In fact, most strategic planning processes will be a mixture of top-down and bottom-up planning.
At the top the first item that will have to be accommodated is the lights on work. Next, our planning will have to address in-flight project work. Once these allocations for the next year are determined, an approximate budget for innovation, modernization and upgrades of all project work of all sorts can be worked out. Based on top-level strategic requirements, this budget can be allocated to objective portfolios and further allocations made at the program level. These objective and program allocations are preliminary. Projects are identified but not resourced.
Now, from the bottom we’ll have program and project level initiatives identified. From here, business cases will have to be built for projects and from these both the project and program level preliminary budgets are formulated.
We are now in a state where the application area has detailed the project requirements which roll up to the program and each new program has a bottom-up budget and a top-down budget. It’s here that an adjudication step of give and take will take place. This is highly involved negotiation that aims to reconcile projects within programs within objectives. Ultimately it could lead to reapportionment between objective level portfolios to fully reconcile the top-down allocation with the bottom-up estimates into a workable set of investments.

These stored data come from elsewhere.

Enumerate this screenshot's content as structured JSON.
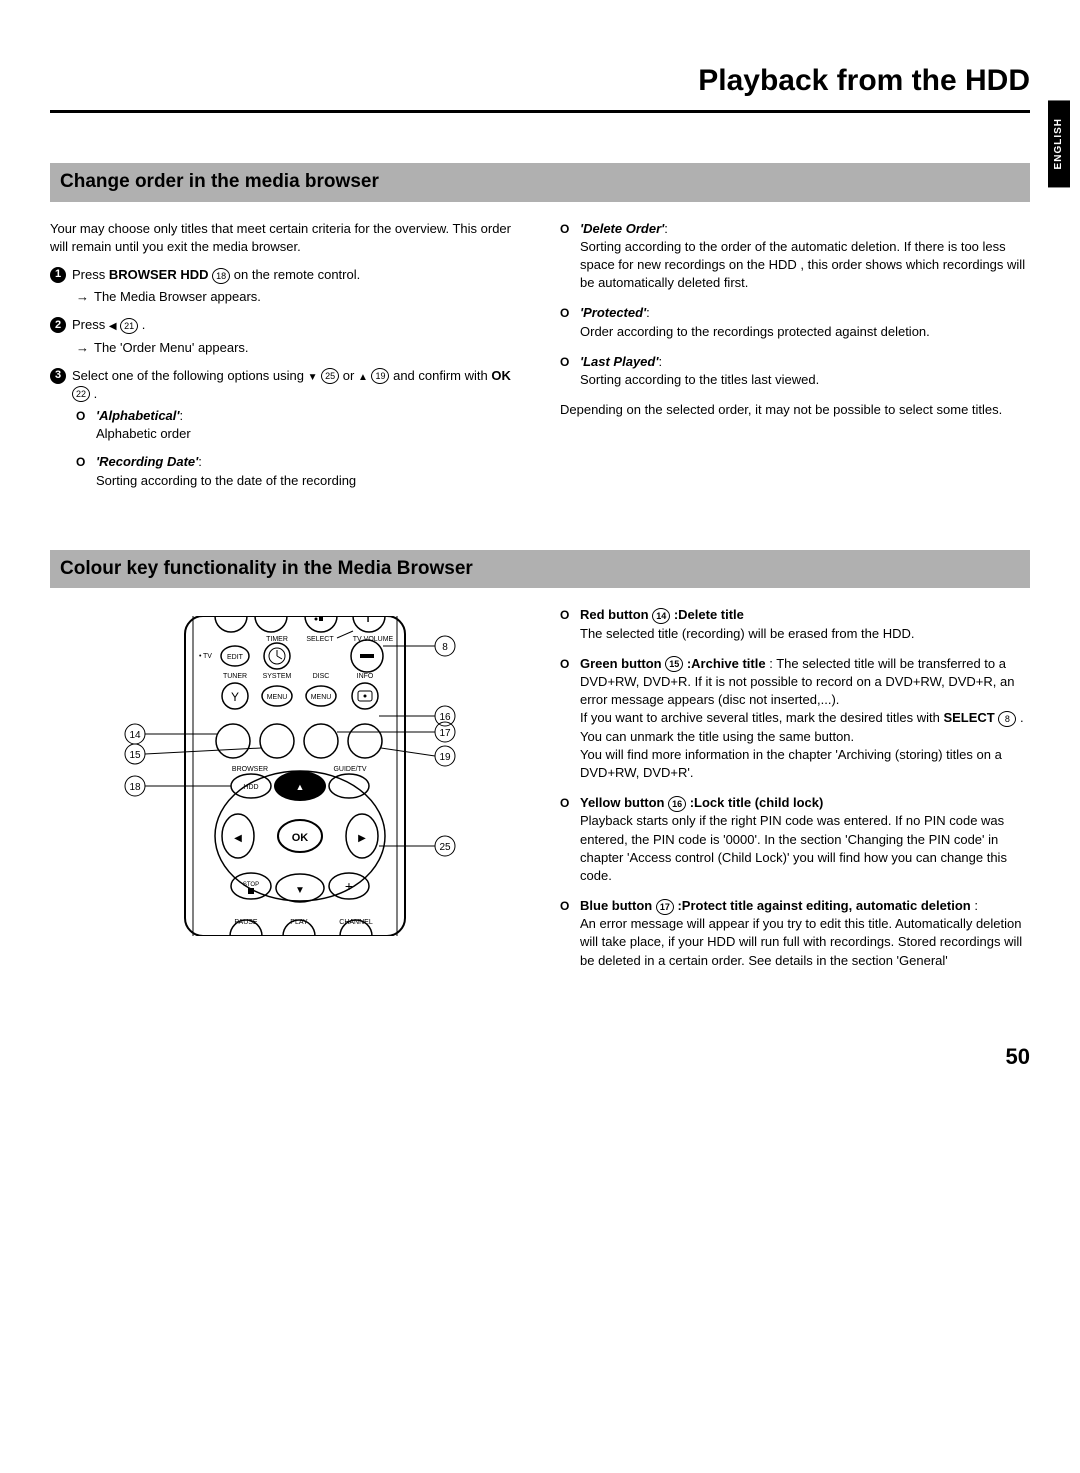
{
  "page": {
    "title": "Playback from the HDD",
    "language_tab": "ENGLISH",
    "number": "50"
  },
  "section1": {
    "heading": "Change order in the media browser",
    "intro": "Your may choose only titles that meet certain criteria for the overview. This order will remain until you exit the media browser.",
    "step1_a": "Press ",
    "step1_key": "BROWSER HDD",
    "step1_ref": "18",
    "step1_b": " on the remote control.",
    "step1_sub": "The Media Browser appears.",
    "step2_a": "Press ",
    "step2_ref": "21",
    "step2_b": " .",
    "step2_sub": "The 'Order Menu' appears.",
    "step3_a": "Select one of the following options using ",
    "step3_ref1": "25",
    "step3_mid": " or ",
    "step3_ref2": "19",
    "step3_b": " and confirm with ",
    "step3_ok": "OK",
    "step3_okref": "22",
    "step3_c": " .",
    "opt_alpha_label": "'Alphabetical'",
    "opt_alpha_desc": "Alphabetic order",
    "opt_recdate_label": "'Recording Date'",
    "opt_recdate_desc": "Sorting according to the date of the recording",
    "opt_delete_label": "'Delete Order'",
    "opt_delete_desc": "Sorting according to the order of the automatic deletion. If there is too less space for new recordings on the HDD , this order shows which recordings will be automatically deleted first.",
    "opt_protected_label": "'Protected'",
    "opt_protected_desc": "Order according to the recordings protected against deletion.",
    "opt_lastplayed_label": "'Last Played'",
    "opt_lastplayed_desc": "Sorting according to the titles last viewed.",
    "footnote": "Depending on the selected order, it may not be possible to select some titles."
  },
  "section2": {
    "heading": "Colour key functionality in the Media Browser",
    "red_label": "Red button ",
    "red_ref": "14",
    "red_title": " :Delete title",
    "red_desc": "The selected title (recording) will be erased from the HDD.",
    "green_label": "Green button ",
    "green_ref": "15",
    "green_title": " :Archive title",
    "green_desc1": ": The selected title will be transferred to a DVD+RW, DVD+R. If it is not possible to record on a DVD+RW, DVD+R, an error message appears (disc not inserted,...).",
    "green_desc2a": "If you want to archive several titles, mark the desired titles with ",
    "green_select": "SELECT",
    "green_selref": "8",
    "green_desc2b": " . You can unmark the title using the same button.",
    "green_desc3": "You will find more information in the chapter 'Archiving (storing) titles on a DVD+RW, DVD+R'.",
    "yellow_label": "Yellow button ",
    "yellow_ref": "16",
    "yellow_title": " :Lock title (child lock)",
    "yellow_desc": "Playback starts only if the right PIN code was entered. If no PIN code was entered, the PIN code is '0000'. In the section 'Changing the PIN code' in chapter 'Access control (Child Lock)' you will find how you can change this code.",
    "blue_label": "Blue button ",
    "blue_ref": "17",
    "blue_title": " :Protect title against editing, automatic deletion",
    "blue_desc": "An error message will appear if you try to edit this title. Automatically deletion will take place, if your HDD will run full with recordings. Stored recordings will be deleted in a certain order. See details in the section 'General'"
  },
  "remote": {
    "labels": {
      "timer": "TIMER",
      "select": "SELECT",
      "tvvol": "TV VOLUME",
      "tv": "TV",
      "edit": "EDIT",
      "tuner": "TUNER",
      "system": "SYSTEM",
      "disc": "DISC",
      "info": "INFO",
      "menu1": "MENU",
      "menu2": "MENU",
      "browser": "BROWSER",
      "guidetv": "GUIDE/TV",
      "hdd": "HDD",
      "ok": "OK",
      "stop": "STOP",
      "pause": "PAUSE",
      "play": "PLAY",
      "channel": "CHANNEL"
    },
    "callouts": [
      "8",
      "14",
      "15",
      "16",
      "17",
      "18",
      "19",
      "25"
    ]
  }
}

Brief Overview of the Execution Cycle
We now move into the new execution year with a solid plan based on the best estimations our project teams can provide (on both new and in-flight projects), our operational work expertly determined, and we’ve formulated the best strategic plan that money can buy. What could go wrong?
Remember – portfolio management is all about change! If everything stayed as it was from planning, well then nothing could go wrong. Unfortunately, here is what will go wrong – not once but continuously throughout the year:
In-flight Projects – Those projects that were on such a war winning trajectory during planning will inevitably face delays, overruns or failures that will impact the plan.
Operational Work – This may seem like a softball, but situations will arise, like underestimates of the required support for newly deployed systems or a business condition that places an unexpected demand on the service folks.
New Programs and Projects – As these startup throughout the year, their own deviations and the impact from variations in other efforts will manifest themselves.
Environmental Factors – Internal leadership changes, external business conditions, reprogramming of strategic priorities – this is an endless list and everything is fair game here.
It goes without saying that a well thought out, well organized set of portfolio management processes are a requirement to be successful in these affairs.
Properly implemented in a PPM process set – projects, programs and portfolios together comprise the total work/resource output and strategic composition of a modern organization. Their unique functions and arrangements have evolved over a long period into the current discipline of project portfolio management.
The use of portfolios and their associated investments allow us to methodically formulate strategies and invest in the work required to realize them. It provides us with a unique perspective regarding the disposition of resources among competing efforts and initiatives across the organization.
The architecture of our portfolio models provide continuous visibility into the current state, the future state and progress to date of our organizational initiatives and allows us to adapt to the internal and external drivers of change.